Often birth mothers carry a horrendous guilt for surrendering their child. It’s perhaps getting a little lighter for birth mothers, now that adoptions are more open, and that we can watch television shows of reunions. Many topics that were considered secret and private are becoming more open and more accepted by society. But, I still have to tell birth mothers that it’s okay to be found — that you have not committed a crime, but have in fact given a gift to families that perhaps couldn’t have their own children or could but wanted to take in another child. And, it’s okay to be found, because the child I am searching for that you surrendered has spoken to me, and they’re no longer angry, and they really care to meet you and want to be a part of your life in any way you choose to allow them.
I try to give birth mothers options, too – that they can communicate through me, for example, or don’t have to tell their husband or other family for a time until they can go through the adjustments and digesting they need to go through after being located. And it’s alright. For many birth mothers, it’s really a relief to be found. I recall decades ago where I found a birth mother who happened to be at a family reunion, and she was just so happy that I found her, that she was going to tell everyone at the reunion about the child she surrendered. It’s always okay to be found, regardless of what happens, and I always give that reassurance to the birth mother, because I’ve been speaking with the child that has been looking for her.

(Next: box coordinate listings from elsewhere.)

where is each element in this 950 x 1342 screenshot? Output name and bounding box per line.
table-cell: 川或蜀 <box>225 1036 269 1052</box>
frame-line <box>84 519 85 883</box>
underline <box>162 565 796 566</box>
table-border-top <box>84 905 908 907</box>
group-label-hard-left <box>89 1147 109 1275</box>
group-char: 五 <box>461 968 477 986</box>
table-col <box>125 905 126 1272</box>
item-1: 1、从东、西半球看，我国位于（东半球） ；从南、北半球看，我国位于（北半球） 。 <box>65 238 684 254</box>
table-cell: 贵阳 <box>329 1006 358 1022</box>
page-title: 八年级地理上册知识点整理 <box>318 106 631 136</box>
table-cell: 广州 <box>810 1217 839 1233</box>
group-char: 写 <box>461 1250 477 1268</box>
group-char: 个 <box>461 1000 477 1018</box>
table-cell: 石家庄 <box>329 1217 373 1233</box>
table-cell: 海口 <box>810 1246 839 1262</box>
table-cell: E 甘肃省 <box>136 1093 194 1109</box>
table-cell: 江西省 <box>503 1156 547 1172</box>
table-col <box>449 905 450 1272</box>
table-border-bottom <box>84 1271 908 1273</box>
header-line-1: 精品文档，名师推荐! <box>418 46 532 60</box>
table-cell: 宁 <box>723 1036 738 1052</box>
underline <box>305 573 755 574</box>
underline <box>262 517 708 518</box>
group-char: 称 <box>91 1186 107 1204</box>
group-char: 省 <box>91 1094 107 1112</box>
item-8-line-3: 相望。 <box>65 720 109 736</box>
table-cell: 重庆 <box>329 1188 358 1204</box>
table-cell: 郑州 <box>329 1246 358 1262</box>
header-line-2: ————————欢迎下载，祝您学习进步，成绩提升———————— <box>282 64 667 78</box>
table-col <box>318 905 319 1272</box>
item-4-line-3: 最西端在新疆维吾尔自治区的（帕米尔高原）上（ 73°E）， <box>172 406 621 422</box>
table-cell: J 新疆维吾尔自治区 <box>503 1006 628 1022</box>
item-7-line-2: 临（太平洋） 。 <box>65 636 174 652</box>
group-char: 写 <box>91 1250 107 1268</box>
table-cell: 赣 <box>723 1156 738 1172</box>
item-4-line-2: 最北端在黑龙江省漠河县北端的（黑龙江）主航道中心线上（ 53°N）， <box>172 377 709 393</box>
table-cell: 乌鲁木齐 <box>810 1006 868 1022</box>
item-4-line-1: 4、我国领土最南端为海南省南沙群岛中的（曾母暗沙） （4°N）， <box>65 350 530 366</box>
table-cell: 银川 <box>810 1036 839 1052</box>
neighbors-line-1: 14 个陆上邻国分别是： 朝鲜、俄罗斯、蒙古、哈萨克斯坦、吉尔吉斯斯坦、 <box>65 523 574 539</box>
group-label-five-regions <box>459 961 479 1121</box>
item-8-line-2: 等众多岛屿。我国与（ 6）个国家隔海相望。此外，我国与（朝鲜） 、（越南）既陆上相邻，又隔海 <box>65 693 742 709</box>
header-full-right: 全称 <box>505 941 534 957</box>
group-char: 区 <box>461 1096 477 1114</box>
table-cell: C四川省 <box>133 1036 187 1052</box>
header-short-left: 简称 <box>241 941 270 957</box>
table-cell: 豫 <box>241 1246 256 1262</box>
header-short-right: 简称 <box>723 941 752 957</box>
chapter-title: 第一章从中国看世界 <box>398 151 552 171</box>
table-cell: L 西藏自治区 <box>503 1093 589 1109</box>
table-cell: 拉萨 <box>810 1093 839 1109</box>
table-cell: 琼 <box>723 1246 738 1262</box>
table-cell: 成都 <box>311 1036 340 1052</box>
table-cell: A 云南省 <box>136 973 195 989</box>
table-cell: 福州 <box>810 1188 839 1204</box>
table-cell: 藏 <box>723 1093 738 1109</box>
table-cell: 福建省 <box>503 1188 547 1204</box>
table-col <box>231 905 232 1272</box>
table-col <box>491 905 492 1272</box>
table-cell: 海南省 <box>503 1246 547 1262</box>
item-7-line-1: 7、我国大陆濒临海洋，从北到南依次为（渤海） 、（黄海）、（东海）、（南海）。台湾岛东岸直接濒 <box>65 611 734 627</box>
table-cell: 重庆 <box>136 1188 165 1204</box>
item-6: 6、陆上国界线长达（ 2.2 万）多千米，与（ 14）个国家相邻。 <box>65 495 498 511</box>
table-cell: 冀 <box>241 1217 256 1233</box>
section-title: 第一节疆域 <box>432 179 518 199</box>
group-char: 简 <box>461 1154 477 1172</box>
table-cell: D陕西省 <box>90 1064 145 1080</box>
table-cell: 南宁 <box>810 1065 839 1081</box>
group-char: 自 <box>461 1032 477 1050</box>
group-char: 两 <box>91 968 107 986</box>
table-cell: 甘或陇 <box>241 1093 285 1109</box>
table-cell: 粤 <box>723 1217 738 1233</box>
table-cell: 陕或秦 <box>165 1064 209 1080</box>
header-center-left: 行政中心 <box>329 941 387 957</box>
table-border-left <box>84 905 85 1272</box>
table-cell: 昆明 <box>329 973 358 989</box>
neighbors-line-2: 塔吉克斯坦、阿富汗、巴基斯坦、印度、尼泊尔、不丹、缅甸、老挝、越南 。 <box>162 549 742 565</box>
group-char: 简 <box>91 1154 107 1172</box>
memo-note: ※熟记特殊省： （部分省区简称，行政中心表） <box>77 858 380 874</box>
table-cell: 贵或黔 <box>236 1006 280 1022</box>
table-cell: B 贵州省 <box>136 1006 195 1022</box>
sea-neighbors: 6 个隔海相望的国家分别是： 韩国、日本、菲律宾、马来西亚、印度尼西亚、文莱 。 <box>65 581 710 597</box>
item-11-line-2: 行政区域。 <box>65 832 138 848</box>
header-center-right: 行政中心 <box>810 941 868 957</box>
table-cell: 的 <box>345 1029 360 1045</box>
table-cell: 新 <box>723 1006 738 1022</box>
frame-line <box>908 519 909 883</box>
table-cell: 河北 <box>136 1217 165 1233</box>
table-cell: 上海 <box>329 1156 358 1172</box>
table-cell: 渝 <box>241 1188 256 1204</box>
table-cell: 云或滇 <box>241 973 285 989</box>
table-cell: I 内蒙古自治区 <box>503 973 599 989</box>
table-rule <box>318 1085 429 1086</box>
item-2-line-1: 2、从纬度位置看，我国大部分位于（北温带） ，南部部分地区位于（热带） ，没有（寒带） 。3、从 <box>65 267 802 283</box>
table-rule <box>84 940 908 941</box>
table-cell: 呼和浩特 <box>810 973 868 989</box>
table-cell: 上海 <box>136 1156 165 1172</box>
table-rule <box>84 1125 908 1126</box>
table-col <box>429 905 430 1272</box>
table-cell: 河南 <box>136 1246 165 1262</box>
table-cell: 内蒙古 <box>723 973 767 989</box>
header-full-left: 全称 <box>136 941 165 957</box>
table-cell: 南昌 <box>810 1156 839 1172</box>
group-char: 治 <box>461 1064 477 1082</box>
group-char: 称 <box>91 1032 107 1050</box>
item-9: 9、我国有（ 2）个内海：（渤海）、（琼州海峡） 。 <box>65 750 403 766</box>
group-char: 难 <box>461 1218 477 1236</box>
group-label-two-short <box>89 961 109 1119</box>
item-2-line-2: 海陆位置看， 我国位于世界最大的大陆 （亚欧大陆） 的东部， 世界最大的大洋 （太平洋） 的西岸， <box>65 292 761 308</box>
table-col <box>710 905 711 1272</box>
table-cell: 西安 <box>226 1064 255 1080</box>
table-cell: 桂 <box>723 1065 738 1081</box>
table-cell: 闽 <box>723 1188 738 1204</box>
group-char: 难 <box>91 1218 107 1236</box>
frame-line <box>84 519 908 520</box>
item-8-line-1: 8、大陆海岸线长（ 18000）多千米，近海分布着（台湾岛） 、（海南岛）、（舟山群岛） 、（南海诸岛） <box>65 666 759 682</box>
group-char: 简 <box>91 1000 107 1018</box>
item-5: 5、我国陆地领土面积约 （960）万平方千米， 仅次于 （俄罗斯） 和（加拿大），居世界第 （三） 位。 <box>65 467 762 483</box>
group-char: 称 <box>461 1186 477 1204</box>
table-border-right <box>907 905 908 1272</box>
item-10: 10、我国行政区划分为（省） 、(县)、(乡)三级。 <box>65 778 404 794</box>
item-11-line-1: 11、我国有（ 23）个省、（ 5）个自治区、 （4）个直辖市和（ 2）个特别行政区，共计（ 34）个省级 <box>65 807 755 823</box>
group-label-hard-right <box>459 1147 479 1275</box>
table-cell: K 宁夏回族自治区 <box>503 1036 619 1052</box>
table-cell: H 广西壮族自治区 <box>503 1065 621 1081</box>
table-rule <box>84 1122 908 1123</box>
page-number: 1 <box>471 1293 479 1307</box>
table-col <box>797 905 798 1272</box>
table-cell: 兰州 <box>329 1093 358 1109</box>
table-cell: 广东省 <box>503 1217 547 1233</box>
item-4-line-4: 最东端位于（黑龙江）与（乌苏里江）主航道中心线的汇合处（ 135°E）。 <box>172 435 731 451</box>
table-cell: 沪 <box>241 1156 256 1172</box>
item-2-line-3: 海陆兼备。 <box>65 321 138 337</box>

When it’s the birth parent looking for the adoptee, I think it’s a little more frightening, because the child has been surrendered, and there’s that fear that the child they surrendered, even as an adult, still holds resentment. And, it does happen. They’re afraid they’ll be inquisitive. And, they can be. There are questions of “why did you give me up?” But, these questions are answered a lot more differently because of my searching, because I’m talking to the adoptee and telling them how the birth parent feels, and sometimes I can even relate bits of information as to why they were surrendered, and so on. Sometimes adoptees do know a bit about the circumstances, too, via the identifying or non-identifying histories they’ve obtained from the government. But, coming indirectly from the thoughts of the birth parent to the adoptee can make it a much easier process.